< 1 Johannes 1 >
1 Hetgeen van den beginne was, hetgeen wij gehoord hebben, hetgeen wij gezien hebben met onze ogen, hetgeen wij aanschouwd hebben, en onze handen getast hebben, van het Woord des levens;
It is of what has existed from the beginning, of what we have listened to, of what we have seen with our own eyes, of what we have witnessed and touched with our own heads, it is concerning the Logos of Life that we are now writing.

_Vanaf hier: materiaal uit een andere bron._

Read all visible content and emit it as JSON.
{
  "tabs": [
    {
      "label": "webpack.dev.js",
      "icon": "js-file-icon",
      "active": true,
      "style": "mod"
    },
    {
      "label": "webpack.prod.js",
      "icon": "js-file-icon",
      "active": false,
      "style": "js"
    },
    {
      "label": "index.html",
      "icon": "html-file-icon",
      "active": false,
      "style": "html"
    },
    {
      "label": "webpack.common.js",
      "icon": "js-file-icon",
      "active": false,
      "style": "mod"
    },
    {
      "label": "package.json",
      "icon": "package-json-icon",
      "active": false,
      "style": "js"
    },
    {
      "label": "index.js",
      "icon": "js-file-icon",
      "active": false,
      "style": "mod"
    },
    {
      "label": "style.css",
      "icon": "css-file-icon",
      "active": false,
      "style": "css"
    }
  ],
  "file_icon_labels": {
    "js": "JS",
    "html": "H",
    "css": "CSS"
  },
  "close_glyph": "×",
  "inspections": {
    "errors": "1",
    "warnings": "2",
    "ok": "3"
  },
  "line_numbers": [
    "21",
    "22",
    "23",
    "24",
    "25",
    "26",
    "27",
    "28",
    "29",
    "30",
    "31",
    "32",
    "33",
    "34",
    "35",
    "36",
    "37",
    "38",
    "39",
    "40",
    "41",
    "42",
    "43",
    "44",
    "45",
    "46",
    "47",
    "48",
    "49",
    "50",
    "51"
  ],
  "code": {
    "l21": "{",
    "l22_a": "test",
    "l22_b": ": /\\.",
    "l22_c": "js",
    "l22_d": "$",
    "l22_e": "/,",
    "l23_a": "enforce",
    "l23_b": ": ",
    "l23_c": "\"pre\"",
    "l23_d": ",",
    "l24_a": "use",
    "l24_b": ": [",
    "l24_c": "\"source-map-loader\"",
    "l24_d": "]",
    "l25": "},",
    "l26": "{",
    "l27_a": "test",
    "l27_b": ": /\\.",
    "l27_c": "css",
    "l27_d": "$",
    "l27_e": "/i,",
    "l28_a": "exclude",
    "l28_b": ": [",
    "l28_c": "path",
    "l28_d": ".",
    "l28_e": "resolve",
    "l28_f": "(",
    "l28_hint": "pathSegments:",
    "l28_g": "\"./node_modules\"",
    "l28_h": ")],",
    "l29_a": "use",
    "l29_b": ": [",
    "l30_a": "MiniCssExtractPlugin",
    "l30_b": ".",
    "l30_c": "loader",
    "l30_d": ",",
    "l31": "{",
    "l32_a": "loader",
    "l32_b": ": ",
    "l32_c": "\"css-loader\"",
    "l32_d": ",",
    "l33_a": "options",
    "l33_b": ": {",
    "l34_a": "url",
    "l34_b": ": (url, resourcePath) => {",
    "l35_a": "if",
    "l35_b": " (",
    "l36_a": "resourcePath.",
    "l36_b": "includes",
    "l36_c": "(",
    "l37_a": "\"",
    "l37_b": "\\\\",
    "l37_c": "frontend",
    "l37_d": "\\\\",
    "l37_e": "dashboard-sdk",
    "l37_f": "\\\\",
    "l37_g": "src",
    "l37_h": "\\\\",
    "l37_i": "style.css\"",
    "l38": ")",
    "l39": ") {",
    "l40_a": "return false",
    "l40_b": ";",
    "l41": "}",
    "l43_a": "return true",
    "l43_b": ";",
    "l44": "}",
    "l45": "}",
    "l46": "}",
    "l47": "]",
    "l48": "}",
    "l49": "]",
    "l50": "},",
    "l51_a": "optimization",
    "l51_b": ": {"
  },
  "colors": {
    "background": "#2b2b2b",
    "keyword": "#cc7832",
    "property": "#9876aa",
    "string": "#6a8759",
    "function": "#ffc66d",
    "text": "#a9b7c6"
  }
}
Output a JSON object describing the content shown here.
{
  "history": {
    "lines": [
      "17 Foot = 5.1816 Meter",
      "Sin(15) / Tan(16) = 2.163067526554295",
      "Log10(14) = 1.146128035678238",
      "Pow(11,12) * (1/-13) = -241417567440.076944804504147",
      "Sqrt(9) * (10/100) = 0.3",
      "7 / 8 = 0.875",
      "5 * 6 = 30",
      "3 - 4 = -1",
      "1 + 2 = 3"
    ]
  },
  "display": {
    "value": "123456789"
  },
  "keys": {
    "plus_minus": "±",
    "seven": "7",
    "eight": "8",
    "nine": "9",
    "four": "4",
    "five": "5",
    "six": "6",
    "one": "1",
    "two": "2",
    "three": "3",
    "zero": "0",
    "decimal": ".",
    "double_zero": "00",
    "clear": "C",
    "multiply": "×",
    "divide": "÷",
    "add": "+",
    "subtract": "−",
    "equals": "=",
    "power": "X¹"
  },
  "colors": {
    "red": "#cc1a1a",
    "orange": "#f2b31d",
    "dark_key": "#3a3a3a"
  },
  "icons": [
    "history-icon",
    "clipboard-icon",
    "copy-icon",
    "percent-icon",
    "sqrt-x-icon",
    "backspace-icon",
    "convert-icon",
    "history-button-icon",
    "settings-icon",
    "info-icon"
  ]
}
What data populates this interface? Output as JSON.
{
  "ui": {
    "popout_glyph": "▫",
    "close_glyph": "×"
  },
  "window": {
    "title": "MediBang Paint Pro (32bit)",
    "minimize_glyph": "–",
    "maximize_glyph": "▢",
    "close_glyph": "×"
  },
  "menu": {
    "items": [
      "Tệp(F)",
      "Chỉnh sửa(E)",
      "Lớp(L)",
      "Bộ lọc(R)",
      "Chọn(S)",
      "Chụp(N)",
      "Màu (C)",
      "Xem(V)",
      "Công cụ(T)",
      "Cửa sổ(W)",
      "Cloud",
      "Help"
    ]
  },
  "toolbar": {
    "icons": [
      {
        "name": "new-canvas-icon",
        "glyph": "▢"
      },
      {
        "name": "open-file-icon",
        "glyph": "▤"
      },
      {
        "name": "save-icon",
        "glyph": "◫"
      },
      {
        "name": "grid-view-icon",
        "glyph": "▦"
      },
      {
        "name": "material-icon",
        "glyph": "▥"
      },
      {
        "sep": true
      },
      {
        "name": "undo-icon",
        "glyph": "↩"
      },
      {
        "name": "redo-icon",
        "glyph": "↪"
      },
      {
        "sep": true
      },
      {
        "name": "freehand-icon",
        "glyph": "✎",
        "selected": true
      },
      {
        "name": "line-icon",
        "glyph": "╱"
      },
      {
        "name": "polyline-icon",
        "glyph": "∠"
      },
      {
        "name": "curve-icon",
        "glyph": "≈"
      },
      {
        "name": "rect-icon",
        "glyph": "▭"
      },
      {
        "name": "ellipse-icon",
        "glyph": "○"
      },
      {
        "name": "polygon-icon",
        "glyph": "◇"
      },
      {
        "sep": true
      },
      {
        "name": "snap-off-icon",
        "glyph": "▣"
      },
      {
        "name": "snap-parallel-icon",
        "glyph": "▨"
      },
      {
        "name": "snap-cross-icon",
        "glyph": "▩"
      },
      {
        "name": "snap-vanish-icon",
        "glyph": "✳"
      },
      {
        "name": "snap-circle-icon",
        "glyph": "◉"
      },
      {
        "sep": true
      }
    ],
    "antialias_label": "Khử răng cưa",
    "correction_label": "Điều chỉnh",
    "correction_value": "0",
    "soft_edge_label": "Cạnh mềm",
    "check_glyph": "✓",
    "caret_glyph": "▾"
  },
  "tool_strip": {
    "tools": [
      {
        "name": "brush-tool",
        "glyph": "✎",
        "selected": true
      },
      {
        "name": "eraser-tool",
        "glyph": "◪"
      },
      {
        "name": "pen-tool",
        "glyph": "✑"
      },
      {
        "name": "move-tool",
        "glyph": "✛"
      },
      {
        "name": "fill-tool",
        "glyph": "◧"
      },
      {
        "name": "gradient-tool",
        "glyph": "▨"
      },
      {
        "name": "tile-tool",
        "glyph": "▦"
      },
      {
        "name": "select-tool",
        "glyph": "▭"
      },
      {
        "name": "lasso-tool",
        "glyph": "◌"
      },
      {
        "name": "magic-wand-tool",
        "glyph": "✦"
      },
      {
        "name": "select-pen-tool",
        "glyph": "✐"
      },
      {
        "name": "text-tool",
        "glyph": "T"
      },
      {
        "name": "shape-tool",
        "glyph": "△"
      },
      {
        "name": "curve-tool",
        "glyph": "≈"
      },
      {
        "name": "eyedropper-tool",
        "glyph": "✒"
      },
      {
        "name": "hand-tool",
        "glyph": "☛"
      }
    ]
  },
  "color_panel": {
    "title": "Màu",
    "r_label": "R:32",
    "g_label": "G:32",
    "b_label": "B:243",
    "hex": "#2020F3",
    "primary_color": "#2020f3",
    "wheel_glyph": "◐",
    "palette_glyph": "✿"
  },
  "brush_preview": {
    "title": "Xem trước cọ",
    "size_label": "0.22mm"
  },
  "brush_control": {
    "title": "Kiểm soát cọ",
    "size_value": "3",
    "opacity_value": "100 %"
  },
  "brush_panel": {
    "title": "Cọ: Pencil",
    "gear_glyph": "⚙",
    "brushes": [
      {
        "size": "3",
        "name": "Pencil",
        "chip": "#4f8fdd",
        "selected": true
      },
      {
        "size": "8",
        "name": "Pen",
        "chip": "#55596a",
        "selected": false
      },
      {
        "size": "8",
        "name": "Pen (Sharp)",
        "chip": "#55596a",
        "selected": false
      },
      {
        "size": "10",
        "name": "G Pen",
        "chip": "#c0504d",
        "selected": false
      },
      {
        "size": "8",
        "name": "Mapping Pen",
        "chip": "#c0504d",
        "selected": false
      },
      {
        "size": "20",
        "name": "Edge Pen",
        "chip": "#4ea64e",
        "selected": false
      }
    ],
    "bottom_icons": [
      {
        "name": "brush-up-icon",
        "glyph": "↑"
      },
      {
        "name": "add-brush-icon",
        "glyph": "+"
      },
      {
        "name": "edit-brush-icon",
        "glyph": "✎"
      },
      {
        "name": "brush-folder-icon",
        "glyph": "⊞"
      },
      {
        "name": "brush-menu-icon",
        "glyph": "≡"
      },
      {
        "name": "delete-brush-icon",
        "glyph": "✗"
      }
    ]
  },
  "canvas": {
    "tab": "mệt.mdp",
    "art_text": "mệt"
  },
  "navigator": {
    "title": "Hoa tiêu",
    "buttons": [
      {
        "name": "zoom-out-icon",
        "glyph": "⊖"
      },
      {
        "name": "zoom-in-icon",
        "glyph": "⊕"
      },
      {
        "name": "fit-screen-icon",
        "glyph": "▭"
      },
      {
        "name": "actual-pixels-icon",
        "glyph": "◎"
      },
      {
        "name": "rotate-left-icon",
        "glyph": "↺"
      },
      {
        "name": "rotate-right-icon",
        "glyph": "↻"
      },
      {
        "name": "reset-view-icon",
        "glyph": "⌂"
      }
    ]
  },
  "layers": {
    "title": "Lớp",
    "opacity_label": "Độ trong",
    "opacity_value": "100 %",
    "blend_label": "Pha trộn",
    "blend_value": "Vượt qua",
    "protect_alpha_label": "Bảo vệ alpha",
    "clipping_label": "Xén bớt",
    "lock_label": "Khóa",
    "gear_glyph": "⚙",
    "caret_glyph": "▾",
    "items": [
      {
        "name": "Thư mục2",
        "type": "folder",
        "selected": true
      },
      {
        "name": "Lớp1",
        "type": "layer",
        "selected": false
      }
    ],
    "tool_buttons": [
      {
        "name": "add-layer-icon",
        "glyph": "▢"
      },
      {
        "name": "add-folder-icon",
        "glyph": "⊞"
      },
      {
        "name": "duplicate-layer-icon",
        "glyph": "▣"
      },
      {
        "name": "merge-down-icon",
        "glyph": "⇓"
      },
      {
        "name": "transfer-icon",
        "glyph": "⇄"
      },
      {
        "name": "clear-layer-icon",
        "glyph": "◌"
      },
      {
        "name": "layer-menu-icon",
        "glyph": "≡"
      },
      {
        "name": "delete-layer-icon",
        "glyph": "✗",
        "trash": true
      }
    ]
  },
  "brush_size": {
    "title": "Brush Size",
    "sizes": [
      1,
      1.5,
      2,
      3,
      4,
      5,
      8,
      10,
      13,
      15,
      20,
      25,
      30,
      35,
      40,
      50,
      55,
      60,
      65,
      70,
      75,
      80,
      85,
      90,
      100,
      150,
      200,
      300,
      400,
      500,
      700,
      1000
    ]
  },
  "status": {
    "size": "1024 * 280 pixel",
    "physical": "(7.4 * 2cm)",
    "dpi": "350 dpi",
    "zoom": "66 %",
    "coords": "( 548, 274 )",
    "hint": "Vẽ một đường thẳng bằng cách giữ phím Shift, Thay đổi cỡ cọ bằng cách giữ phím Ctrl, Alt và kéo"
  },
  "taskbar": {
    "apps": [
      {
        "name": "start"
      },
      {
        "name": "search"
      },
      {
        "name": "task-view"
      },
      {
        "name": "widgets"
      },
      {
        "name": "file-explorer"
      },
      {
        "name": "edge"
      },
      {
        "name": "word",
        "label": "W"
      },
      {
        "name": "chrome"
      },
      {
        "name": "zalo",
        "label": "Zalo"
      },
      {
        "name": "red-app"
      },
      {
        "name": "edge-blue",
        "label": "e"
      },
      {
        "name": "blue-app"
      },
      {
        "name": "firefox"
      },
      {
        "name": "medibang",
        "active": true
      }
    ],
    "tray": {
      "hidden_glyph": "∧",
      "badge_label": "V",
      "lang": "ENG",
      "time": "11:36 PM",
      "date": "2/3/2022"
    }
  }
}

2 (Want het Leven is geopenbaard, en wij hebben het gezien, en wij getuigen, en verkondigen ulieden dat eeuwige Leven, Hetwelk bij den Vader was, en ons is geopenbaard.) (aiōnios )
And the Life was made visible, and we have seen it and are bearing witness, and are bringing you word of that Eternal Life which was face to face with the Father and was made visible to us. (aiōnios )
3 Hetgeen wij dan gezien en gehoord hebben, dat verkondigen wij u, opdat ook gij met ons gemeenschap zoudt hebben, en deze onze gemeenschap ook zij met den Vader, en met Zijn Zoon Jezus Christus.
It is what we have seen and heard that we are announcing to you, in order that you also may have partnership with us; and our partnership is with the Father and with his Son, Jesus Christ.
4 En deze dingen schrijven wij u, opdat uw blijdschap vervuld zij.
And we are writing all this to you that our joy may be complete.
5 En dit is de verkondiging, die wij van Hem gehoord hebben, en wij u verkondigen, dat God een Licht is, en gans geen duisternis in Hem is.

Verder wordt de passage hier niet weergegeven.